There are also fears that this big headline rise in private sector employment has masked a fall in the “quality” of the jobs.

Not all of these new posts are permanent, secure jobs with pension rights, holiday pay and so on.

In the last year, the number of employees working full-time has dropped 0.4 per cent and part-time employees have gone up 2.3 per cent. The numbers of self-employed workers, both full- and part-time, has gone up by more than 6 per cent.

Also in the last year, the number of temporary workers has gone up 5 per cent. The number of temps and part-timers who said they had been forced to take work of that nature after failing to find permanent or full-time work have all risen significantly.

The ONS has speculated that this may be the reason why productivity has been falling. GDP has been falling faster than employment since the 2008 crash, a very unusual state of affairs which suggests the average worker is less productive.

The statisticians think a move towards self-employed, temporary and part-time work could explain this. So even as the number of jobs rises, the average number of hours worked per job falls, something that could undermine the recovery.

The verdict

Mr Cameron could be technically wrong or right depending on when you start the clock ticking and whether you count out those 196,000 education workers who have suddenly appeared in the private sector figures.

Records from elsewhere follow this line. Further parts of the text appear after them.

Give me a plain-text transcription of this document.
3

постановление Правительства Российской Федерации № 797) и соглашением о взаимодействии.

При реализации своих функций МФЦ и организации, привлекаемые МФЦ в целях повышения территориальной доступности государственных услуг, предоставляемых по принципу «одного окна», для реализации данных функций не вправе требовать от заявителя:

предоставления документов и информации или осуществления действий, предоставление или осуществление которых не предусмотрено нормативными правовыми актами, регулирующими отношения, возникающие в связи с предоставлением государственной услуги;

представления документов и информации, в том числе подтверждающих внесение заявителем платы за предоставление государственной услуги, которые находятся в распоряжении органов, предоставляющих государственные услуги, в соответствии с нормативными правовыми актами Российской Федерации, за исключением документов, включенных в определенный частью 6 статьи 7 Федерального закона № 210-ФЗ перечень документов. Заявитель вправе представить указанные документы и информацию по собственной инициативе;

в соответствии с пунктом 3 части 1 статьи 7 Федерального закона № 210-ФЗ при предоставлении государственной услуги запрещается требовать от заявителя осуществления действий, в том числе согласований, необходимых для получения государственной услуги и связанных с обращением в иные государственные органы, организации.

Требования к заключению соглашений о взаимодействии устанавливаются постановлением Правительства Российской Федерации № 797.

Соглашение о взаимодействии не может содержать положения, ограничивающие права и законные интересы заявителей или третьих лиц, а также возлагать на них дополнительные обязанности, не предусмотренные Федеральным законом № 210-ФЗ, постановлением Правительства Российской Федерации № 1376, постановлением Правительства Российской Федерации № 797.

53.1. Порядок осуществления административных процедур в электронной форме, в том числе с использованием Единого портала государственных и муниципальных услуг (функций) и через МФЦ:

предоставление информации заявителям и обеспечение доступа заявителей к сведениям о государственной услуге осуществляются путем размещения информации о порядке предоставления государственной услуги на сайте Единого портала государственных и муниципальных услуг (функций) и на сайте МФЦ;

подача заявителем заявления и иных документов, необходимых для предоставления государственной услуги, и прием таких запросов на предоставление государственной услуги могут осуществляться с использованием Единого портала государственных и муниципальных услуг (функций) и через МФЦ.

Even if he’s wrong on the details, though, there’s no getting away from the fact that private sector employment has risen to record levels on Mr Cameron’s watch.

And it’s risen as a percentage of the workforce, meaning that Conservative rhetoric about “rebalancing” the economy really does seem to be coming to pass, for better or worse. In 2010 just over 78 per cent of the workforce was private and nearly 22 per cent was public. Now the ratio is closer to 81 per cent private and 19 per cent public.

But we will need to keep a careful eye on the details of the private sector jobs “boom”, particularly the shift towards temporary and part-time jobs, if we want to be sure that the apparent good news on employment will translate into real economic growth.